|
Lembaga Studi dan Advokasi Hak Asasi Manusia
(Institute for Human
Rights Study and Advocacy of Papua)
Jl. Kampus USTP Padang Bulan–Abepura Jayapura
Telp /Fax : 62+ 0697-581600
Kembali
ke Era DOM
Intensitas konflik dan
kekerasan di Tanah Papua sejak Agustus 2011 hingga Desember 2012 menunjukan
peningkatan yang cukup signifikan. ELSHAM Papua mencatat beberapa peristiwa
yang menimbulkan korban luar biasa, namun
tidak mendapat respon dari pemerintah. Peristiwa-peristiwa tersebut seperti
Operasi Aman Matoa I 2011, Aksi-aksi teror dan penembakan oleh “Orang Tak
Dikenal” (OTK), Pengungsian Internal, serta penembakan kilat oleh aparat kepolisian terhadap warga sipil.
Operasi Aman Matoa I
2011 merupakan operasi penanggulangan tindakan kriminal bersenjata di wilayah
Puncak Jaya dan Paniai. Operasi ini secara langsung dibawah perintah Kapolri,
dan dijalankan oleh Satuan Tugas Operasi (Satgas Ops) melalui Surat Telegram
Kapolri Nomor: STR/687/VIII/2011 tanggal 27 Agustus 2011. Satgas Ops Aman Matoa
I 2011 dipimpin oleh Komisaris Besar Polisi (Kombes Pol) Drs. Leo Bona Lubis.

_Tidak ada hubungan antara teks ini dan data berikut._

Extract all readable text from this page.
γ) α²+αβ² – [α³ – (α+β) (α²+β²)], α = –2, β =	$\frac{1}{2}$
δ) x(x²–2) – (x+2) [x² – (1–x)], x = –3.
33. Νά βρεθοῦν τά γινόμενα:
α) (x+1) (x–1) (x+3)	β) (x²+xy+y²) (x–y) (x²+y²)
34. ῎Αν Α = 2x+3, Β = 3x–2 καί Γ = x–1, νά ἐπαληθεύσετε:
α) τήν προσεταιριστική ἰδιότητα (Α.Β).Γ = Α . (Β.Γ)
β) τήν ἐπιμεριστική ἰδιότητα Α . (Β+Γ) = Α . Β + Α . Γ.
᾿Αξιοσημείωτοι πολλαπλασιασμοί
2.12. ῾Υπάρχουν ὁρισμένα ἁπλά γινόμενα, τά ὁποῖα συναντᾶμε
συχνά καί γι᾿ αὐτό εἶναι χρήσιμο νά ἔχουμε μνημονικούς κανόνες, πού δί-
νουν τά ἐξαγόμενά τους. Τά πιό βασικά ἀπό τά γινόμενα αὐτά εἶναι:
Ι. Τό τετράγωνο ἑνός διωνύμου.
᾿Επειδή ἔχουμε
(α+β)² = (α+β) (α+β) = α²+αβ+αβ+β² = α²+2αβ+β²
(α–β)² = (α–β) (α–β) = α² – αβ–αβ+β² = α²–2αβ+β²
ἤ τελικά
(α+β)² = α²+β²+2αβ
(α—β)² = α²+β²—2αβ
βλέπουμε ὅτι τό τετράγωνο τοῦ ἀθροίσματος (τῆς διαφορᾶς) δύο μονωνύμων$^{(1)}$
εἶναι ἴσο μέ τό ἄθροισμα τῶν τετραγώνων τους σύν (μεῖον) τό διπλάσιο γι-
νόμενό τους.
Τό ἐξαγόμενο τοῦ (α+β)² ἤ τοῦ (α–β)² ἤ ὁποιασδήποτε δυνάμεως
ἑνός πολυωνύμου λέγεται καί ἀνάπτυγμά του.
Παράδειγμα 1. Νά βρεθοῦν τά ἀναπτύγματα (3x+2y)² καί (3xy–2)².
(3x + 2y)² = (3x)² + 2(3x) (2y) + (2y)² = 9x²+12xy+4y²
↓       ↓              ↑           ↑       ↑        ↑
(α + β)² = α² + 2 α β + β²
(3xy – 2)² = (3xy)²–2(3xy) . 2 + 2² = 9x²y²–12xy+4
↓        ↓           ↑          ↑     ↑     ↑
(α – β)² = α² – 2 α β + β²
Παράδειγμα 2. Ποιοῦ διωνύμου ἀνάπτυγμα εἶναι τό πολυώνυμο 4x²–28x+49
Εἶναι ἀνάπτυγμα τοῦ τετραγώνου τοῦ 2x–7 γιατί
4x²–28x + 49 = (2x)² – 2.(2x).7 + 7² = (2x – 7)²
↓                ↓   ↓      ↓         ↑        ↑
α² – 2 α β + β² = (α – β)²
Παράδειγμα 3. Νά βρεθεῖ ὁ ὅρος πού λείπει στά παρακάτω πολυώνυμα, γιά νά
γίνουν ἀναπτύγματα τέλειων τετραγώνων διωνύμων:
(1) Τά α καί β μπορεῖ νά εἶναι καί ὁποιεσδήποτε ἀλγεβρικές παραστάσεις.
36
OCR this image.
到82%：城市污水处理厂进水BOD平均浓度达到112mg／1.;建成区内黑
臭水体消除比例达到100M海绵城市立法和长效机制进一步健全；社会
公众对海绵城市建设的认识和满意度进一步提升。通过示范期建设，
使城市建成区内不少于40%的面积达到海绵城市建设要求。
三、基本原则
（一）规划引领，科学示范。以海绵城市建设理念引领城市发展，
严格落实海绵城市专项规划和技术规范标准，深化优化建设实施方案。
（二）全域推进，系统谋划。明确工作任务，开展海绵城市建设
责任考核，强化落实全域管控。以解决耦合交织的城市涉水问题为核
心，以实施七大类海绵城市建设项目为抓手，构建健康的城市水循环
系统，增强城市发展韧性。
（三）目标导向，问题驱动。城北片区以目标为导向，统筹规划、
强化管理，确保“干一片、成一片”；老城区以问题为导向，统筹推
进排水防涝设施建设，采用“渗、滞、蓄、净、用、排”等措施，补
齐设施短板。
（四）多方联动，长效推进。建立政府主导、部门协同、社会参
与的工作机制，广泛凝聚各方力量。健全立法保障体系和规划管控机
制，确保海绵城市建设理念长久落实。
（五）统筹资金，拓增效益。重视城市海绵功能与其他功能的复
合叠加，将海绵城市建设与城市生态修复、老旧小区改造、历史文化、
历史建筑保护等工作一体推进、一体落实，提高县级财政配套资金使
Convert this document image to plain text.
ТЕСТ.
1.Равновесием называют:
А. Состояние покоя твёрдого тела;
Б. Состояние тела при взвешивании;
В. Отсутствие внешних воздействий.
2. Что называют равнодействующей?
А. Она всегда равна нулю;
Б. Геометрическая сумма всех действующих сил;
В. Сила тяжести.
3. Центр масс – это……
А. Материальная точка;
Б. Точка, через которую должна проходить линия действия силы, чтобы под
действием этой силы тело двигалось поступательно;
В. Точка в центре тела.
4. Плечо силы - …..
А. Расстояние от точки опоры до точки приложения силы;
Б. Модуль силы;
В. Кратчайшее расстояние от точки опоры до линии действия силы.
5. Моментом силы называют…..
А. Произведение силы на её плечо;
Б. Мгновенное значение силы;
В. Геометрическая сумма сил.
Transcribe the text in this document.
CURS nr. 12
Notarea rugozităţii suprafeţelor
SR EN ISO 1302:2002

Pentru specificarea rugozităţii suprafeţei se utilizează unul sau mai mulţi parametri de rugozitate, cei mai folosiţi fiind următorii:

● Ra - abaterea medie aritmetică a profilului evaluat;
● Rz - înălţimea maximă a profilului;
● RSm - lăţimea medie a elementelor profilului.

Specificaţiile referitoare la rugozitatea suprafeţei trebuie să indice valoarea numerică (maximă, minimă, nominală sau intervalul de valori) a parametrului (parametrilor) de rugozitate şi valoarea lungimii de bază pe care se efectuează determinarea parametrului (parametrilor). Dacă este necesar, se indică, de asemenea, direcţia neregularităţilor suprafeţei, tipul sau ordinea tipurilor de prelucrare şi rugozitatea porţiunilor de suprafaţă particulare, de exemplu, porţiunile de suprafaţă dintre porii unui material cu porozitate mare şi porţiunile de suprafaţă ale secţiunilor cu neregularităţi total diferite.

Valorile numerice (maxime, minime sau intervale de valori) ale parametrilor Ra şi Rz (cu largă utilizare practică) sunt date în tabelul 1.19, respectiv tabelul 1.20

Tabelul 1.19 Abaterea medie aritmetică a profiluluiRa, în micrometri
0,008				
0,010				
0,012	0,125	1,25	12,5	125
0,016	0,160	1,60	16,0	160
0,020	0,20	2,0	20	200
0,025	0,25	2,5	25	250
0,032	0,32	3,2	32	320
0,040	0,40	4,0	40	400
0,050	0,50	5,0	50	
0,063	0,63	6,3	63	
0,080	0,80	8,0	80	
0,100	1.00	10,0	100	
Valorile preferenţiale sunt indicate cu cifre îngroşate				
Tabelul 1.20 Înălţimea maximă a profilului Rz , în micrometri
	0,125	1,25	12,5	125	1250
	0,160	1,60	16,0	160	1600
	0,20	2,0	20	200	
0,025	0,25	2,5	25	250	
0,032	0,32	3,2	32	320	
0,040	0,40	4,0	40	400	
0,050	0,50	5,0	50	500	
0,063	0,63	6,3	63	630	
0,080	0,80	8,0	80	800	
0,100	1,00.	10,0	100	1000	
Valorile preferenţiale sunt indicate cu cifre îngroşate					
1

Selama pelaksanaan Operasi Aman Matoa I 2011 di kabupaten Paniai, terjadi
sejumlah kasus pelanggaran Hak Asasi Manusia (HAM) yang meliputi: (a). Korban
tewas akibat konflik bersenjata sebanyak 2 orang, atas nama Salmon Yogi (20)
dan Yustinus Agapa (30); (b). Korban luka akibat konflik bersenjata sebanyak 4
orang, atas nama Yulian Kudiai (22), Melkias Yeimo (35), Yohanis Yogi (25) dan
Paskalis Kudiai (21); (c). Kerugian material akibat konflik bersenjata di
distrik Eduda meliputi 78 rumah dibakar oleh Satgas Ops; aktivitas pendidikan
pada 8 Sekolah Dasar (SD) dan 2 Sekolah Menengah Pertama (SMP) tidak berjalan;
kegiatan ibadah pada 8 gereja Katolik, 7 gereja Kingmi dan 4 gereja GKII tidak
dapat dilakukan; ratusan parang, pisau, gergaji, martil, anak panah dan busur
disita; (d). Korban meninggal selama menjalani pengungsian sebanyak 37 orang,
teridiri dari balita sebanyak 13 orang, anak-anak sebanyak 5 orang, dewasa
sebanyak 17 orang dan usia lanjut sebanyak 2 orang; (e). Masyarakat Distrik
Komopa, Keneugida, Bibida, Paniai Timur dan Kebo mengalami kerugian material
akibat pengungsian. Kebun-kebun tidak terawat dengan baik, karena Satgas Ops
melarang masyarakat pergi ke kebun. Sebelum mengungsi, rakyat terpaksa menyembelih hewan ternak sedikitnya 1581 ekor, meliputi Babi
sebanyak 478 ekor, Sapi sebanyak 3 ekor, kambing sebanyak 11 ekor, Kelinci
sebanyak 132 ekor, bebek sebanyak 381 ekor, dan ayam sebanyak 576 ekor. Usai
mengungsi dan kembali ke kampung, warga kekurangan pasokan bahan makanan.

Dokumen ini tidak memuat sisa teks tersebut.